Blue dyed cloth was very important to Frome's cloth making. In 1732 a school for poor boys had been founded and the boys wore a uniform of long blue coats, while the "blue women" of the adjoining almshouses (the Blue House) received a blue gown every two years. Sheppards opened a dye house in Willow Vale and, to this day, splashes of blue dye can be seen on the walls of outhouses there. These are perhaps too vivid to be 200 years old but it is tempting to think that they may have been made when cloth was being dyed in the war against Napoleon.

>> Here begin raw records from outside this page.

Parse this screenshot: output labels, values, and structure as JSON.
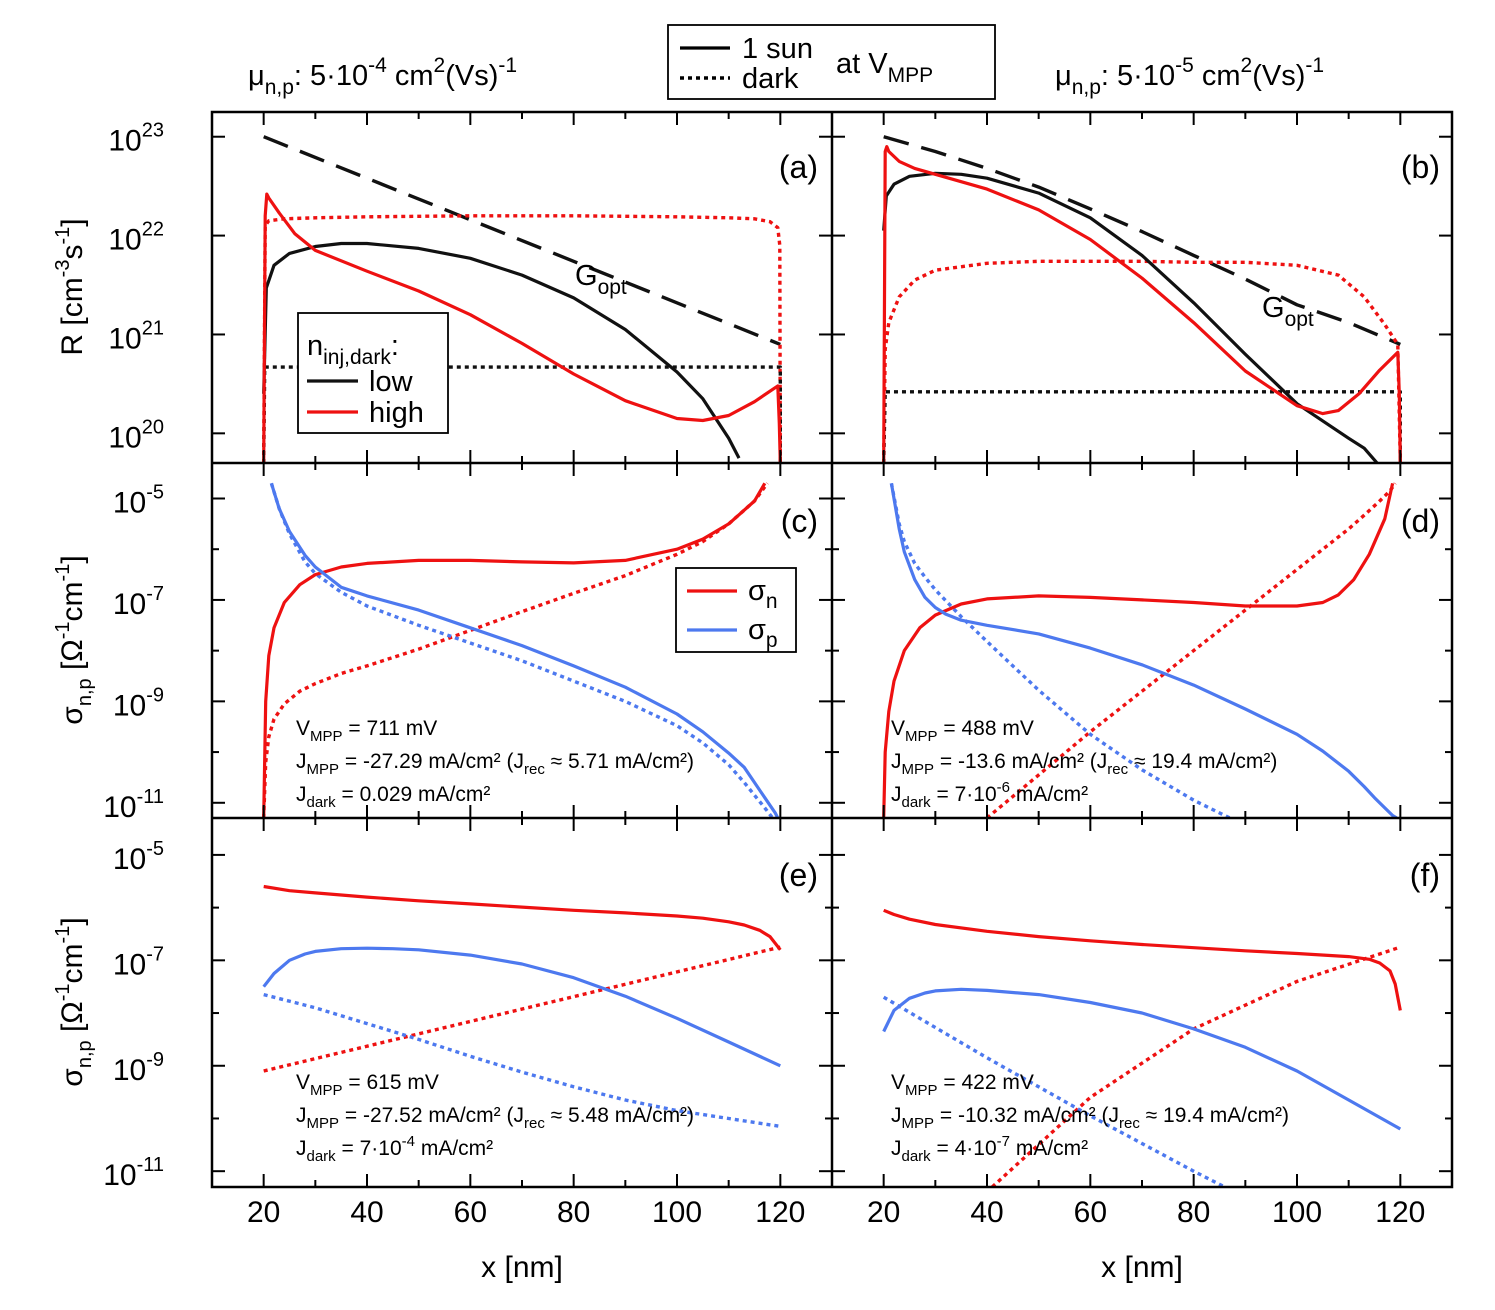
{
  "colors": {
    "red": "#ee1111",
    "blue": "#4d79ef",
    "black": "#000000",
    "blackcurve": "#111111"
  },
  "header": {
    "left_mu": {
      "base": "μ",
      "sub": "n,p",
      "text": ": 5·10",
      "exp": "-4",
      "unit": " cm",
      "unit_exp": "2",
      "tail": "(Vs)",
      "tail_exp": "-1"
    },
    "right_mu": {
      "base": "μ",
      "sub": "n,p",
      "text": ": 5·10",
      "exp": "-5",
      "unit": " cm",
      "unit_exp": "2",
      "tail": "(Vs)",
      "tail_exp": "-1"
    },
    "legend": {
      "solid": "1 sun",
      "dotted": "dark",
      "at": "at V",
      "at_sub": "MPP"
    }
  },
  "axes": {
    "x_label": "x [nm]",
    "x_ticks": [
      "20",
      "40",
      "60",
      "80",
      "100",
      "120"
    ],
    "x_range": [
      10,
      130
    ],
    "row1_ylabel": {
      "base": "R [cm",
      "e1": "-3",
      "mid": "s",
      "e2": "-1",
      "end": "]"
    },
    "row1_ticks": [
      "20",
      "21",
      "22",
      "23"
    ],
    "row1_range": [
      19.7,
      23.25
    ],
    "row23_ylabel": {
      "base": "σ",
      "sub": "n,p",
      "pre": " [Ω",
      "e1": "-1",
      "mid": "cm",
      "e2": "-1",
      "end": "]"
    },
    "row23_ticks": [
      "-5",
      "-7",
      "-9",
      "-11"
    ],
    "row23_range": [
      -11.3,
      -4.3
    ],
    "tick_base": "10"
  },
  "inset_legend_a": {
    "title": "n",
    "title_sub": "inj,dark",
    "title_end": ":",
    "low": "low",
    "high": "high"
  },
  "inset_legend_c": {
    "n": "σ",
    "n_sub": "n",
    "p": "σ",
    "p_sub": "p"
  },
  "g_opt": {
    "base": "G",
    "sub": "opt"
  },
  "chart_data": [
    {
      "panel": "(a)",
      "type": "line",
      "series": [
        {
          "line": "dashed",
          "color": "black",
          "x": [
            20,
            120
          ],
          "y": [
            23.0,
            20.9
          ]
        },
        {
          "line": "solid",
          "color": "black",
          "x": [
            20,
            20.5,
            22,
            25,
            30,
            35,
            40,
            50,
            60,
            70,
            80,
            90,
            100,
            105,
            110,
            112
          ],
          "y": [
            20.4,
            21.47,
            21.7,
            21.82,
            21.89,
            21.92,
            21.92,
            21.87,
            21.77,
            21.6,
            21.37,
            21.05,
            20.62,
            20.35,
            19.95,
            19.75
          ]
        },
        {
          "line": "solid",
          "color": "red",
          "x": [
            20,
            20.3,
            20.6,
            21,
            23,
            26,
            30,
            40,
            50,
            60,
            70,
            80,
            90,
            100,
            105,
            110,
            115,
            119.5,
            119.8,
            120
          ],
          "y": [
            19.7,
            22.2,
            22.42,
            22.38,
            22.23,
            22.02,
            21.85,
            21.64,
            21.44,
            21.2,
            20.91,
            20.6,
            20.33,
            20.15,
            20.13,
            20.18,
            20.32,
            20.48,
            20.1,
            19.7
          ]
        },
        {
          "line": "dotted",
          "color": "red",
          "x": [
            20,
            20.3,
            21,
            24,
            30,
            40,
            60,
            80,
            100,
            110,
            115,
            118,
            119.5,
            119.9,
            120
          ],
          "y": [
            19.7,
            22.1,
            22.15,
            22.17,
            22.18,
            22.19,
            22.2,
            22.2,
            22.19,
            22.18,
            22.17,
            22.14,
            22.08,
            21.9,
            19.7
          ]
        },
        {
          "line": "dotted",
          "color": "black",
          "x": [
            20,
            20.2,
            120,
            120
          ],
          "y": [
            19.7,
            20.67,
            20.67,
            19.7
          ]
        }
      ]
    },
    {
      "panel": "(b)",
      "type": "line",
      "series": [
        {
          "line": "dashed",
          "color": "black",
          "x": [
            20,
            30,
            40,
            50,
            60,
            70,
            80,
            90,
            100,
            110,
            120
          ],
          "y": [
            23.0,
            22.85,
            22.68,
            22.49,
            22.27,
            22.04,
            21.8,
            21.56,
            21.3,
            21.12,
            20.9
          ]
        },
        {
          "line": "solid",
          "color": "black",
          "x": [
            20,
            20.5,
            22,
            25,
            30,
            35,
            40,
            50,
            60,
            70,
            80,
            90,
            100,
            110,
            113,
            115.5
          ],
          "y": [
            22.05,
            22.4,
            22.52,
            22.6,
            22.63,
            22.62,
            22.58,
            22.43,
            22.18,
            21.8,
            21.32,
            20.8,
            20.3,
            19.95,
            19.85,
            19.7
          ]
        },
        {
          "line": "solid",
          "color": "red",
          "x": [
            20,
            20.3,
            20.6,
            21,
            23,
            26,
            30,
            40,
            50,
            60,
            70,
            80,
            90,
            100,
            105,
            108,
            112,
            116,
            119.5,
            119.8,
            120
          ],
          "y": [
            19.7,
            22.85,
            22.9,
            22.85,
            22.75,
            22.68,
            22.62,
            22.47,
            22.26,
            21.96,
            21.57,
            21.12,
            20.63,
            20.28,
            20.2,
            20.23,
            20.4,
            20.64,
            20.82,
            20.4,
            19.7
          ]
        },
        {
          "line": "dotted",
          "color": "red",
          "x": [
            20,
            20.3,
            21,
            23,
            26,
            30,
            40,
            50,
            60,
            70,
            80,
            90,
            100,
            108,
            113,
            117,
            119.5,
            120
          ],
          "y": [
            19.7,
            20.85,
            21.12,
            21.38,
            21.55,
            21.65,
            21.72,
            21.74,
            21.74,
            21.74,
            21.73,
            21.73,
            21.7,
            21.6,
            21.38,
            21.1,
            20.9,
            19.7
          ]
        },
        {
          "line": "dotted",
          "color": "black",
          "x": [
            20,
            20.3,
            120,
            120
          ],
          "y": [
            19.7,
            20.42,
            20.42,
            19.7
          ]
        }
      ]
    },
    {
      "panel": "(c)",
      "type": "line",
      "series": [
        {
          "line": "solid",
          "color": "red",
          "x": [
            20,
            20.4,
            21,
            22,
            24,
            27,
            30,
            35,
            40,
            50,
            60,
            70,
            80,
            90,
            100,
            105,
            110,
            115,
            117
          ],
          "y": [
            -11.3,
            -9.0,
            -8.1,
            -7.55,
            -7.05,
            -6.7,
            -6.5,
            -6.35,
            -6.28,
            -6.22,
            -6.22,
            -6.25,
            -6.27,
            -6.22,
            -6.0,
            -5.8,
            -5.5,
            -5.05,
            -4.7
          ]
        },
        {
          "line": "dotted",
          "color": "red",
          "x": [
            20,
            20.4,
            21,
            22,
            24,
            27,
            30,
            35,
            40,
            50,
            60,
            70,
            80,
            90,
            100,
            105,
            110,
            115,
            117.5
          ],
          "y": [
            -11.3,
            -10.2,
            -9.7,
            -9.35,
            -9.05,
            -8.8,
            -8.65,
            -8.45,
            -8.3,
            -7.97,
            -7.6,
            -7.23,
            -6.87,
            -6.52,
            -6.1,
            -5.85,
            -5.5,
            -5.05,
            -4.7
          ]
        },
        {
          "line": "solid",
          "color": "blue",
          "x": [
            21.5,
            23,
            25,
            28,
            30,
            35,
            40,
            50,
            60,
            70,
            80,
            90,
            100,
            105,
            110,
            113,
            115,
            117,
            118,
            119,
            119.5
          ],
          "y": [
            -4.7,
            -5.2,
            -5.65,
            -6.12,
            -6.35,
            -6.75,
            -6.92,
            -7.2,
            -7.55,
            -7.9,
            -8.3,
            -8.72,
            -9.25,
            -9.6,
            -10.02,
            -10.3,
            -10.6,
            -10.9,
            -11.05,
            -11.2,
            -11.3
          ]
        },
        {
          "line": "dotted",
          "color": "blue",
          "x": [
            21.5,
            23,
            25,
            28,
            30,
            35,
            40,
            50,
            60,
            70,
            80,
            90,
            100,
            105,
            110,
            113,
            115,
            117,
            118.5
          ],
          "y": [
            -4.7,
            -5.2,
            -5.7,
            -6.25,
            -6.48,
            -6.85,
            -7.12,
            -7.5,
            -7.85,
            -8.2,
            -8.6,
            -9.0,
            -9.48,
            -9.82,
            -10.25,
            -10.6,
            -10.85,
            -11.1,
            -11.3
          ]
        }
      ],
      "annotations": [
        {
          "b": "V",
          "s": "MPP",
          "t": " = 711 mV"
        },
        {
          "b": "J",
          "s": "MPP",
          "t": " = -27.29 mA/cm² (J",
          "s2": "rec",
          "t2": " ≈ 5.71 mA/cm²)"
        },
        {
          "b": "J",
          "s": "dark",
          "t": " = 0.029 mA/cm²"
        }
      ]
    },
    {
      "panel": "(d)",
      "type": "line",
      "series": [
        {
          "line": "solid",
          "color": "red",
          "x": [
            20,
            20.3,
            21,
            22,
            24,
            27,
            30,
            35,
            40,
            50,
            60,
            70,
            80,
            90,
            100,
            105,
            108,
            111,
            114,
            117,
            118.5
          ],
          "y": [
            -11.3,
            -10.0,
            -9.2,
            -8.6,
            -8.0,
            -7.55,
            -7.3,
            -7.08,
            -6.98,
            -6.92,
            -6.95,
            -7.0,
            -7.05,
            -7.12,
            -7.12,
            -7.05,
            -6.9,
            -6.6,
            -6.1,
            -5.4,
            -4.7
          ]
        },
        {
          "line": "dotted",
          "color": "red",
          "x": [
            40,
            50,
            60,
            70,
            80,
            90,
            100,
            105,
            110,
            113,
            116,
            118,
            119
          ],
          "y": [
            -11.3,
            -10.45,
            -9.6,
            -8.8,
            -8.0,
            -7.2,
            -6.4,
            -6.0,
            -5.6,
            -5.33,
            -5.05,
            -4.85,
            -4.7
          ]
        },
        {
          "line": "solid",
          "color": "blue",
          "x": [
            21.5,
            23,
            24,
            26,
            28,
            30,
            32,
            35,
            40,
            50,
            60,
            70,
            80,
            90,
            100,
            105,
            110,
            113,
            115,
            117,
            118.5,
            119.3
          ],
          "y": [
            -4.7,
            -5.6,
            -6.05,
            -6.6,
            -6.95,
            -7.15,
            -7.28,
            -7.4,
            -7.5,
            -7.67,
            -7.95,
            -8.28,
            -8.68,
            -9.15,
            -9.65,
            -9.98,
            -10.38,
            -10.68,
            -10.9,
            -11.1,
            -11.25,
            -11.3
          ]
        },
        {
          "line": "dotted",
          "color": "blue",
          "x": [
            21.5,
            23,
            24,
            26,
            28,
            30,
            35,
            40,
            45,
            50,
            60,
            70,
            80,
            87
          ],
          "y": [
            -4.7,
            -5.5,
            -5.85,
            -6.28,
            -6.55,
            -6.8,
            -7.33,
            -7.82,
            -8.3,
            -8.78,
            -9.65,
            -10.35,
            -10.95,
            -11.3
          ]
        }
      ],
      "annotations": [
        {
          "b": "V",
          "s": "MPP",
          "t": " = 488 mV"
        },
        {
          "b": "J",
          "s": "MPP",
          "t": " = -13.6 mA/cm² (J",
          "s2": "rec",
          "t2": " ≈ 19.4 mA/cm²)"
        },
        {
          "b": "J",
          "s": "dark",
          "t": " = 7·10",
          "e": "-6",
          "t3": " mA/cm²"
        }
      ]
    },
    {
      "panel": "(e)",
      "type": "line",
      "series": [
        {
          "line": "solid",
          "color": "red",
          "x": [
            20,
            25,
            30,
            40,
            50,
            60,
            70,
            80,
            90,
            100,
            105,
            110,
            113,
            116,
            118,
            120
          ],
          "y": [
            -5.6,
            -5.68,
            -5.72,
            -5.8,
            -5.87,
            -5.93,
            -5.99,
            -6.05,
            -6.1,
            -6.16,
            -6.2,
            -6.27,
            -6.33,
            -6.43,
            -6.55,
            -6.8
          ]
        },
        {
          "line": "dotted",
          "color": "red",
          "x": [
            20,
            120
          ],
          "y": [
            -9.1,
            -6.75
          ]
        },
        {
          "line": "solid",
          "color": "blue",
          "x": [
            20,
            22,
            25,
            28,
            30,
            35,
            40,
            45,
            50,
            60,
            70,
            80,
            90,
            100,
            110,
            120
          ],
          "y": [
            -7.5,
            -7.25,
            -7.0,
            -6.88,
            -6.83,
            -6.78,
            -6.77,
            -6.78,
            -6.8,
            -6.9,
            -7.07,
            -7.33,
            -7.68,
            -8.1,
            -8.55,
            -9.0
          ]
        },
        {
          "line": "dotted",
          "color": "blue",
          "x": [
            20,
            30,
            40,
            50,
            60,
            70,
            80,
            90,
            100,
            110,
            120
          ],
          "y": [
            -7.65,
            -7.9,
            -8.2,
            -8.5,
            -8.82,
            -9.12,
            -9.4,
            -9.65,
            -9.85,
            -10.0,
            -10.15
          ]
        }
      ],
      "annotations": [
        {
          "b": "V",
          "s": "MPP",
          "t": " = 615 mV"
        },
        {
          "b": "J",
          "s": "MPP",
          "t": " = -27.52 mA/cm² (J",
          "s2": "rec",
          "t2": " ≈ 5.48 mA/cm²)"
        },
        {
          "b": "J",
          "s": "dark",
          "t": " = 7·10",
          "e": "-4",
          "t3": " mA/cm²"
        }
      ]
    },
    {
      "panel": "(f)",
      "type": "line",
      "series": [
        {
          "line": "solid",
          "color": "red",
          "x": [
            20,
            22,
            25,
            30,
            40,
            50,
            60,
            70,
            80,
            90,
            100,
            110,
            114,
            116,
            118,
            119,
            120
          ],
          "y": [
            -6.05,
            -6.13,
            -6.22,
            -6.32,
            -6.45,
            -6.55,
            -6.63,
            -6.7,
            -6.76,
            -6.82,
            -6.87,
            -6.93,
            -6.98,
            -7.05,
            -7.2,
            -7.45,
            -7.95
          ]
        },
        {
          "line": "dotted",
          "color": "red",
          "x": [
            41,
            60,
            80,
            100,
            120
          ],
          "y": [
            -11.3,
            -9.6,
            -8.3,
            -7.4,
            -6.75
          ]
        },
        {
          "line": "solid",
          "color": "blue",
          "x": [
            20,
            22,
            25,
            28,
            30,
            35,
            40,
            50,
            60,
            70,
            80,
            90,
            100,
            110,
            120
          ],
          "y": [
            -8.35,
            -7.95,
            -7.72,
            -7.62,
            -7.58,
            -7.55,
            -7.57,
            -7.65,
            -7.8,
            -8.0,
            -8.3,
            -8.65,
            -9.1,
            -9.65,
            -10.2
          ]
        },
        {
          "line": "dotted",
          "color": "blue",
          "x": [
            20,
            40,
            60,
            80,
            86
          ],
          "y": [
            -7.7,
            -8.85,
            -9.95,
            -11.0,
            -11.3
          ]
        }
      ],
      "annotations": [
        {
          "b": "V",
          "s": "MPP",
          "t": " = 422 mV"
        },
        {
          "b": "J",
          "s": "MPP",
          "t": " = -10.32 mA/cm² (J",
          "s2": "rec",
          "t2": " ≈ 19.4 mA/cm²)"
        },
        {
          "b": "J",
          "s": "dark",
          "t": " = 4·10",
          "e": "-7",
          "t3": " mA/cm²"
        }
      ]
    }
  ]
}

That war, which ended in 1815 at Waterloo, had disastrous consequences for the weavers of Trinity. One of the Sheppard family remarked that the battle injured them as well as Napoleon, and indeed it was so.

Competition from the woollen towns of the north was keen. The Industrial Revolution brought about modernisation which Frome was reluctant to follow. Frome clung to the old ways of working and continued to use English wool for livery cloth when, all the time, Yorkshire had discovered that foreign wool alone, or mixed with English wool, produced a much better material. The result, by 1819, was assisted immigration - in that year the parish sent 25 families to the Cape of Good Hope. A few years later, hundreds of unemployed weavers were to be seen grinding stones for roadmaking, and moving earth, as a form of parish relief.

Although the last traces of the cloth trade did not die out until the 1960's, other industries, particularly printing, flourished bringing prosperity, but no growth, to the town. Interestingly, the population of Frome remained static for over 100 years, until the mid 1960's. Since that time, the population has almost doubled.